Communication matters

Like any relationship, communication is key but particularly when working across time zones and geography it’s one of the most critical components.  Communication from global teams to regional teams to distribution and channel partners can be like the game of telephone if you are not careful.  Managing the value chain and information flow for consistency and precision is important to maintain the fidelity of processes and sales plays.

This processes worked when managing a multi-billion euro business at HPE and it’s becoming a stable now that I’m back in startup life.  Our goal is to be completely transparent with our partners when it comes to opportunity identification, product introductions, and roadmap planning.    I’ve seen many launch efforts die on the vine due to mistrust and secrecy on the part of vendor product management teams.   We’re working with partners early and providing open access to information to help hit the ground running after new capabilities come out.  This approach also assures we work through local challenges before they become major problems.

 

Execution matters

Do what you say and say what you mean.  Consistently delivering on promises to channel teams, sticking with engagement rules, and honoring key delivery dates helps build trust.  And Trust at the end of the day is what channel relationships are all about.  This includes the trust between vendor and partner as well as between partners and customers.

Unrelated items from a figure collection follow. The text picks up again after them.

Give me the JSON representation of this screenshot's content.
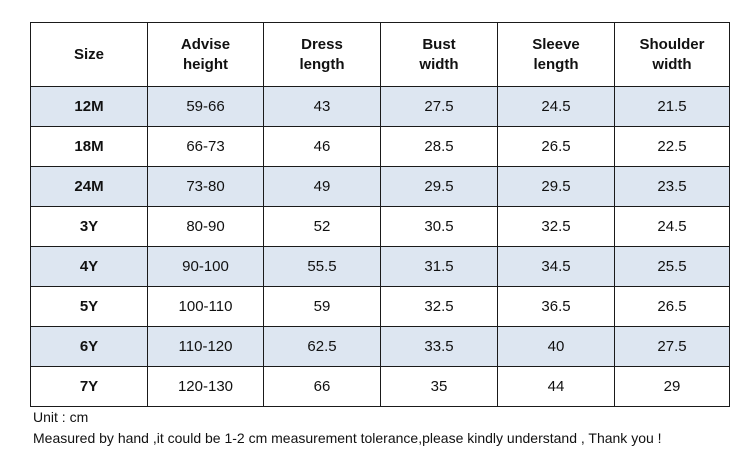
{
  "table": {
    "headers": [
      [
        "Size"
      ],
      [
        "Advise",
        "height"
      ],
      [
        "Dress",
        "length"
      ],
      [
        "Bust",
        "width"
      ],
      [
        "Sleeve",
        "length"
      ],
      [
        "Shoulder",
        "width"
      ]
    ],
    "rows": [
      [
        "12M",
        "59-66",
        "43",
        "27.5",
        "24.5",
        "21.5"
      ],
      [
        "18M",
        "66-73",
        "46",
        "28.5",
        "26.5",
        "22.5"
      ],
      [
        "24M",
        "73-80",
        "49",
        "29.5",
        "29.5",
        "23.5"
      ],
      [
        "3Y",
        "80-90",
        "52",
        "30.5",
        "32.5",
        "24.5"
      ],
      [
        "4Y",
        "90-100",
        "55.5",
        "31.5",
        "34.5",
        "25.5"
      ],
      [
        "5Y",
        "100-110",
        "59",
        "32.5",
        "36.5",
        "26.5"
      ],
      [
        "6Y",
        "110-120",
        "62.5",
        "33.5",
        "40",
        "27.5"
      ],
      [
        "7Y",
        "120-130",
        "66",
        "35",
        "44",
        "29"
      ]
    ],
    "shaded_row_color": "#dde6f1"
  },
  "notes": {
    "unit": "Unit : cm",
    "tolerance": "Measured by hand ,it could be 1-2 cm measurement tolerance,please kindly understand , Thank you !"
  }
}
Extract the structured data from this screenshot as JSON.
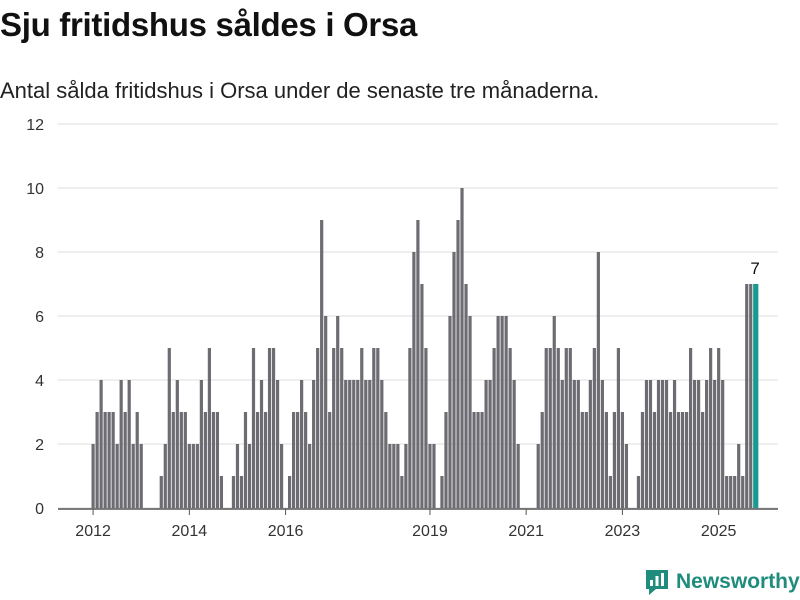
{
  "title": "Sju fritidshus såldes i Orsa",
  "subtitle": "Antal sålda fritidshus i Orsa under de senaste tre månaderna.",
  "brand": {
    "name": "Newsworthy",
    "color": "#1f8c7d"
  },
  "colors": {
    "bar": "#6d6c72",
    "highlight": "#1a9990",
    "grid": "#dddddd",
    "axis": "#555555"
  },
  "chart_data": {
    "type": "bar",
    "title": "Sju fritidshus såldes i Orsa",
    "xlabel": "",
    "ylabel": "",
    "ylim": [
      0,
      12
    ],
    "yticks": [
      0,
      2,
      4,
      6,
      8,
      10,
      12
    ],
    "x_tick_labels": [
      "2012",
      "2014",
      "2016",
      "2019",
      "2021",
      "2023",
      "2025"
    ],
    "x_tick_bar_index": [
      0,
      24,
      48,
      84,
      108,
      132,
      156
    ],
    "highlight_label": "7",
    "grid": true,
    "values": [
      2,
      3,
      4,
      3,
      3,
      3,
      2,
      4,
      3,
      4,
      2,
      3,
      2,
      null,
      null,
      null,
      null,
      1,
      2,
      5,
      3,
      4,
      3,
      3,
      2,
      2,
      2,
      4,
      3,
      5,
      3,
      3,
      1,
      null,
      null,
      1,
      2,
      1,
      3,
      2,
      5,
      3,
      4,
      3,
      5,
      5,
      4,
      2,
      null,
      1,
      3,
      3,
      4,
      3,
      2,
      4,
      5,
      9,
      6,
      3,
      5,
      6,
      5,
      4,
      4,
      4,
      4,
      5,
      4,
      4,
      5,
      5,
      4,
      3,
      2,
      2,
      2,
      1,
      2,
      5,
      8,
      9,
      7,
      5,
      2,
      2,
      null,
      1,
      3,
      6,
      8,
      9,
      10,
      7,
      6,
      3,
      3,
      3,
      4,
      4,
      5,
      6,
      6,
      6,
      5,
      4,
      2,
      null,
      null,
      null,
      null,
      2,
      3,
      5,
      5,
      6,
      5,
      4,
      5,
      5,
      4,
      4,
      3,
      3,
      4,
      5,
      8,
      4,
      3,
      1,
      3,
      5,
      3,
      2,
      null,
      null,
      1,
      3,
      4,
      4,
      3,
      4,
      4,
      4,
      3,
      4,
      3,
      3,
      3,
      5,
      4,
      4,
      3,
      4,
      5,
      4,
      5,
      4,
      1,
      1,
      1,
      2,
      1,
      7,
      7,
      7
    ]
  }
}
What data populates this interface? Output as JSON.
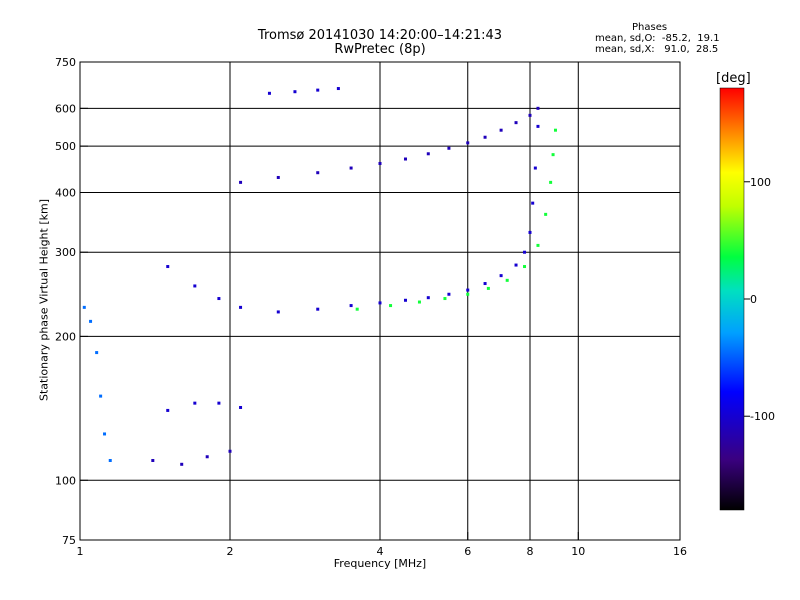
{
  "chart_data": {
    "type": "scatter",
    "title": "Tromsø 20141030 14:20:00–14:21:43",
    "subtitle": "RwPretec (8p)",
    "xlabel": "Frequency [MHz]",
    "ylabel": "Stationary phase Virtual Height [km]",
    "x_scale": "log",
    "y_scale": "log",
    "xlim": [
      1,
      16
    ],
    "ylim": [
      75,
      750
    ],
    "x_ticks": [
      "1",
      "2",
      "4",
      "6",
      "8",
      "10",
      "16"
    ],
    "y_ticks": [
      "75",
      "100",
      "200",
      "300",
      "400",
      "500",
      "600",
      "750"
    ],
    "grid": true,
    "stats": {
      "heading": "Phases",
      "o_line": "mean, sd,O:  -85.2,  19.1",
      "x_line": "mean, sd,X:   91.0,  28.5"
    },
    "colorbar": {
      "label": "[deg]",
      "range": [
        -180,
        180
      ],
      "ticks": [
        "100",
        "0",
        "-100"
      ],
      "tick_values": [
        100,
        0,
        -100
      ]
    },
    "traces": [
      {
        "name": "",
        "phase_deg": -100,
        "points": [
          [
            1.5,
            280
          ],
          [
            1.7,
            255
          ],
          [
            1.9,
            240
          ],
          [
            2.1,
            230
          ],
          [
            2.5,
            225
          ],
          [
            3.0,
            228
          ],
          [
            3.5,
            232
          ],
          [
            4.0,
            235
          ],
          [
            4.5,
            238
          ],
          [
            5.0,
            241
          ],
          [
            5.5,
            245
          ],
          [
            6.0,
            250
          ],
          [
            6.5,
            258
          ],
          [
            7.0,
            268
          ],
          [
            7.5,
            282
          ],
          [
            7.8,
            300
          ],
          [
            8.0,
            330
          ],
          [
            8.1,
            380
          ],
          [
            8.2,
            450
          ],
          [
            8.3,
            550
          ]
        ]
      },
      {
        "name": "",
        "phase_deg": 40,
        "points": [
          [
            3.6,
            228
          ],
          [
            4.2,
            232
          ],
          [
            4.8,
            236
          ],
          [
            5.4,
            240
          ],
          [
            6.0,
            245
          ],
          [
            6.6,
            252
          ],
          [
            7.2,
            262
          ],
          [
            7.8,
            280
          ],
          [
            8.3,
            310
          ],
          [
            8.6,
            360
          ],
          [
            8.8,
            420
          ],
          [
            8.9,
            480
          ],
          [
            9.0,
            540
          ]
        ]
      },
      {
        "name": "",
        "phase_deg": -110,
        "points": [
          [
            2.1,
            420
          ],
          [
            2.5,
            430
          ],
          [
            3.0,
            440
          ],
          [
            3.5,
            450
          ],
          [
            4.0,
            460
          ],
          [
            4.5,
            470
          ],
          [
            5.0,
            482
          ],
          [
            5.5,
            495
          ],
          [
            6.0,
            508
          ],
          [
            6.5,
            522
          ],
          [
            7.0,
            540
          ],
          [
            7.5,
            560
          ],
          [
            8.0,
            580
          ],
          [
            8.3,
            600
          ]
        ]
      },
      {
        "name": "",
        "phase_deg": -100,
        "points": [
          [
            2.4,
            645
          ],
          [
            2.7,
            650
          ],
          [
            3.0,
            655
          ],
          [
            3.3,
            660
          ]
        ]
      },
      {
        "name": "",
        "phase_deg": -110,
        "points": [
          [
            1.4,
            110
          ],
          [
            1.6,
            108
          ],
          [
            1.8,
            112
          ],
          [
            2.0,
            115
          ]
        ]
      },
      {
        "name": "",
        "phase_deg": -100,
        "points": [
          [
            1.5,
            140
          ],
          [
            1.7,
            145
          ],
          [
            1.9,
            145
          ],
          [
            2.1,
            142
          ]
        ]
      },
      {
        "name": "",
        "phase_deg": -45,
        "points": [
          [
            1.02,
            230
          ],
          [
            1.05,
            215
          ],
          [
            1.08,
            185
          ],
          [
            1.1,
            150
          ],
          [
            1.12,
            125
          ],
          [
            1.15,
            110
          ]
        ]
      }
    ]
  }
}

I’ve seen others unfortunately take their channel for granted and end up being displaced by competitors and startups who are easier to do business with and are more forward thinking.   As we expand our EMEA footprint we are focused on being on the right side of that equation.  There is no excuse for introducing friction to the process or getting in the way of helping partners grow revenue. 

Our focus is on the ongoing success of those who’ve helped us break into some of the largest accounts in region and to avoid being displaced by those who are hot on our heels.   One of the best parts of Morpheus is that we integrate with over 75 other ISVs, cloud providers, and infrastructure APIs.  This means we’re the ultimate ‘glue’ to help partners pull together their line card.  This strategy not only helps us grow partner revenue with Morpheus but gives them a tool to provide more value from other products they’ve introduced at customer accounts.

Many of us have seen traditional vendors falter due to poor leadership, communication gaps, and execution issues.  These are just a few thoughts that jump to mind and are equally transferable to both startups building a channel as well as traditional players working to stay on top.